By JAN LARSON McLAUGHLIN
BG Independent News
The juried artists selling their crafts at the Black Swamp Arts Festival Saturday likely had no idea what they were missing by not incorporating plastic spoons, duct tape and pipe cleaners into their artwork.
“I’m making a super hero board game,” said Max Cragin, 11, of Bowling Green. His game, called “Wonder Woman Island,” looked a bit like the colorful winding path of Candy Land – but with more treacherous pitfalls along the way.
Some of the perils along the pathway included “Get blown up and die,” or “Get clawed” at the black panther cave, or “Get zapped” by lightening.
The Kiwanis Youth Arts Village at the Black Swamp Arts Festival again let the imaginations of children run wild. Using empty toilet paper rolls, buttons and beads, they became artists in residence.
While the other end of the Black Swamp Arts Festival featured accomplished artists, the northern most block of the festival let unjuried artists do their own things.
To be honest, some weren’t exactly sure what they were creating.
“I’m making, hmmmm, I don’t know. Something cool, I probably will like,” said Lily Wilson, 8, from Oak Harbor. She and her sisters, Zoe, 6, were taking pieces of cardboard and duct tape and constructing buildings.
Others were more certain in their handiwork.
“I’m making a toy sword and a back scratcher,” McKenna Seman, Bowling Green, said as she proudly displayed her work. She huddled over a table of treasures with Hope Seman, Madison Cowan and Bella Karlovec as they turned popsicle sticks, beads and foam shapes into all types of creations that older minds might have difficulty envisioning.
Some knew this was just the beginning of their artistic careers.
Like Berkeley Clay, 5, who was putting the finishing touches on her hand drawn purple diamond, complete with “little pointy things.”
“I’m going to bring it home to give it to my friend,” said Berkeley, from Ottoville.
“I’m going to be an artist when I grow up,” she said. “Artists get to draw new things.”
Further down the block, kids in plastic hardhats were combining art and construction.

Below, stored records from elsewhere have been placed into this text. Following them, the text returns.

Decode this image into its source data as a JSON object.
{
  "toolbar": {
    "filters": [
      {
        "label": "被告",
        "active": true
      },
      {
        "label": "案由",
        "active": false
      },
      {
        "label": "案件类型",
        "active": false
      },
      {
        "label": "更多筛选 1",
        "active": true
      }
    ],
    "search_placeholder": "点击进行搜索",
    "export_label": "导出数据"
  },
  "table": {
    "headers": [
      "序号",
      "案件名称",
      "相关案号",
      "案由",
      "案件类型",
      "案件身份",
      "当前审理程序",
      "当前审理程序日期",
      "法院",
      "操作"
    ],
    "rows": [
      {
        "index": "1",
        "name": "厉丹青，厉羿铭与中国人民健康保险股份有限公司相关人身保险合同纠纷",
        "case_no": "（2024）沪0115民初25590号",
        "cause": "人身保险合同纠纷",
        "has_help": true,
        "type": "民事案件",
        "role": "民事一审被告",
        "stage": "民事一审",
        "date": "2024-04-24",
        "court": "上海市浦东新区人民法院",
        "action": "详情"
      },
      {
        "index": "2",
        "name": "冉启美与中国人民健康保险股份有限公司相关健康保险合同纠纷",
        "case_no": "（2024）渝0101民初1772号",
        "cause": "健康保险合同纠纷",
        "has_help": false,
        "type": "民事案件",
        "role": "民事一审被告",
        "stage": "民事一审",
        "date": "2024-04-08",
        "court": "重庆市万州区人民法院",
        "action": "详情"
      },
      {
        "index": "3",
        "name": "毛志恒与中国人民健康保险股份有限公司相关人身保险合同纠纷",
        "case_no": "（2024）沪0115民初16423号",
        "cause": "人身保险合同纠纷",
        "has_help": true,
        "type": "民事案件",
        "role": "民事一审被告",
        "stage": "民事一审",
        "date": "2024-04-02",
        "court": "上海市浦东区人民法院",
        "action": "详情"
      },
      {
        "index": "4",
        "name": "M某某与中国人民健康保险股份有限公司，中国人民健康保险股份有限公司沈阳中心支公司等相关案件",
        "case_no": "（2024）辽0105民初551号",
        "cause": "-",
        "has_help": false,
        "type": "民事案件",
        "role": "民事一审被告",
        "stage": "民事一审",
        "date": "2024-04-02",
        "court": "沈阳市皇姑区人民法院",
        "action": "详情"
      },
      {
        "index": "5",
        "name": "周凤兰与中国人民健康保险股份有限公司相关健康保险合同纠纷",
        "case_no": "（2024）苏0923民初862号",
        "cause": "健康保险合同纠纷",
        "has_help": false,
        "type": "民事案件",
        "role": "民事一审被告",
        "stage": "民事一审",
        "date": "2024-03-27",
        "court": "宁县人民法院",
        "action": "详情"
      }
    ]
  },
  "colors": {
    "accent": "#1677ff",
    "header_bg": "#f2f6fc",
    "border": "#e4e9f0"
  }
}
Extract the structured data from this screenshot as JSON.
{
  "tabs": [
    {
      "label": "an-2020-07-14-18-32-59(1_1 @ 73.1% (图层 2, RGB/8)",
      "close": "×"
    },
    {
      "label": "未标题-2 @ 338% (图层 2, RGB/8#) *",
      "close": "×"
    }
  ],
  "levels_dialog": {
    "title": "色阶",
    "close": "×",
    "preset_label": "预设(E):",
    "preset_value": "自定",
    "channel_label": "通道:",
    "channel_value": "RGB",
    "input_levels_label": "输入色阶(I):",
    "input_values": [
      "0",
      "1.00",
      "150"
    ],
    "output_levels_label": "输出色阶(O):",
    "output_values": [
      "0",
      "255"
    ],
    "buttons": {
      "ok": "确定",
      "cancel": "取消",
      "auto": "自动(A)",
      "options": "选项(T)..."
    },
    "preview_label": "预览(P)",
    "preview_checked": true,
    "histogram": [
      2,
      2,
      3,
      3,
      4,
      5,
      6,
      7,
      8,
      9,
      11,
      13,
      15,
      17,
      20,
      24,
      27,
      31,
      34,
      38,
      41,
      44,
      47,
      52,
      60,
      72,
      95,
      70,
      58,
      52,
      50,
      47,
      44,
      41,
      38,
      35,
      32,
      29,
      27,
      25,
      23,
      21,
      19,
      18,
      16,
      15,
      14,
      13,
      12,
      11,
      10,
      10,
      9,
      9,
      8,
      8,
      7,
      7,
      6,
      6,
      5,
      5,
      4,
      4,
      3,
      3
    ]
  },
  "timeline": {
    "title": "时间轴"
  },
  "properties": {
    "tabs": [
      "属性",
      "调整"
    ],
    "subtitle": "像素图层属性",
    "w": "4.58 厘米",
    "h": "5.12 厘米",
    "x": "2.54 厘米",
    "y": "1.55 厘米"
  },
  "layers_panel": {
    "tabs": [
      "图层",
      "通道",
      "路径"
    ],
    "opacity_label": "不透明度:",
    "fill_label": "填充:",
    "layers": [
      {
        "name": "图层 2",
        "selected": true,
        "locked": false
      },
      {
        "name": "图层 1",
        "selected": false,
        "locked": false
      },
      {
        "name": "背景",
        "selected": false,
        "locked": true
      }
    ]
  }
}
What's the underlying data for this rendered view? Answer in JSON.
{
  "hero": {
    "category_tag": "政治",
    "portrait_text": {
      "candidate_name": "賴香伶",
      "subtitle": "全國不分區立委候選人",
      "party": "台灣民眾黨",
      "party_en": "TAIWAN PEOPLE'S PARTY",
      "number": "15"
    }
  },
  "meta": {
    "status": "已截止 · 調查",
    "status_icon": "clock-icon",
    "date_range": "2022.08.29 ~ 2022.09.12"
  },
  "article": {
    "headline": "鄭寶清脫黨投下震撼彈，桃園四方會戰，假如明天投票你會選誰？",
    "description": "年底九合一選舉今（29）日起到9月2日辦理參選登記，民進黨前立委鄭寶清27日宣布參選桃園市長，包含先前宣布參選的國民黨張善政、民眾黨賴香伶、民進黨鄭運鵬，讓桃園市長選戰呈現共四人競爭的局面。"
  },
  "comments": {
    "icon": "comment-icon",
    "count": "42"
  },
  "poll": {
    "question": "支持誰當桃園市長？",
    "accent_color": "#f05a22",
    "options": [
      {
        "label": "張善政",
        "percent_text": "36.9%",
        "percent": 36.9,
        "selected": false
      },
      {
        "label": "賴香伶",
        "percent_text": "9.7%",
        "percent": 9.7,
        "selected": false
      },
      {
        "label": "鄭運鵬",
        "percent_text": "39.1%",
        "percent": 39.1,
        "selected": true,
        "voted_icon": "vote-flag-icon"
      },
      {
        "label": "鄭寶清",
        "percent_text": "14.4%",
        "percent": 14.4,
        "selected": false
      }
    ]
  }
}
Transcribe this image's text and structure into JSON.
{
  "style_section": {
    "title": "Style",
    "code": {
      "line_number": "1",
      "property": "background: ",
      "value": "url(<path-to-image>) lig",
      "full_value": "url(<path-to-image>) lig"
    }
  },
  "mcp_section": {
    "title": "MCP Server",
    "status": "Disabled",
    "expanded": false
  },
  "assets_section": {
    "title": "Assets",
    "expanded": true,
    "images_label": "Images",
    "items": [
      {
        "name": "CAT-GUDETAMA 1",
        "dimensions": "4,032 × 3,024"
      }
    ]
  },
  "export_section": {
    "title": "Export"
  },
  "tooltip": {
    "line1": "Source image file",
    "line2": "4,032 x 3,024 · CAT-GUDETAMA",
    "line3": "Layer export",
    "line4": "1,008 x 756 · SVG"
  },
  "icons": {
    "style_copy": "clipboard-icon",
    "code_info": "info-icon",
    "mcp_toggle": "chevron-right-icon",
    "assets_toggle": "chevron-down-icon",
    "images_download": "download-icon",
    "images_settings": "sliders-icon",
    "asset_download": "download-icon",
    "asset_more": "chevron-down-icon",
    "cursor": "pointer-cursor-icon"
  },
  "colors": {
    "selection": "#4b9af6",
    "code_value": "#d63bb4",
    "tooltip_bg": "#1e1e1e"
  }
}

With the help of construction management students from Bowling Green State University, the kids were turning blocks of wood into cars, houses, airplanes and people.
“We’re trying to make the best creations we can,” said Andrew Morris, a BGSU student who was helping a little boy make a car. Amidst the hammering and drilling, Morris was searching for the necessary four wheels. “They are a hot commodity, but we have them.”
The always popular work stations for tie-dye shirts and floppy paper hats were also offered. And newer stations were added for making mobiles and robots.
By mid-afternoon, Allison Mills, of Bowling Green, had a couple tired out young artists in her stroller. “Every year we come to the kids place,” she said. “You have to do the hats for sure.”
“Everyone just loves it,” said Heidi Reger, who helped organize the annual youth arts area with her husband, Matt.
The feeling is mutual for the kids, the parents and the nearly 400 volunteers.
“A friend of mine is volunteering and he said he is having as much fun as the kids,” Reger said.
The youth arts area will be open again Sunday from 11 a.m. to 5 p.m., in the North Main Street blocks near the Wood County District Public Library.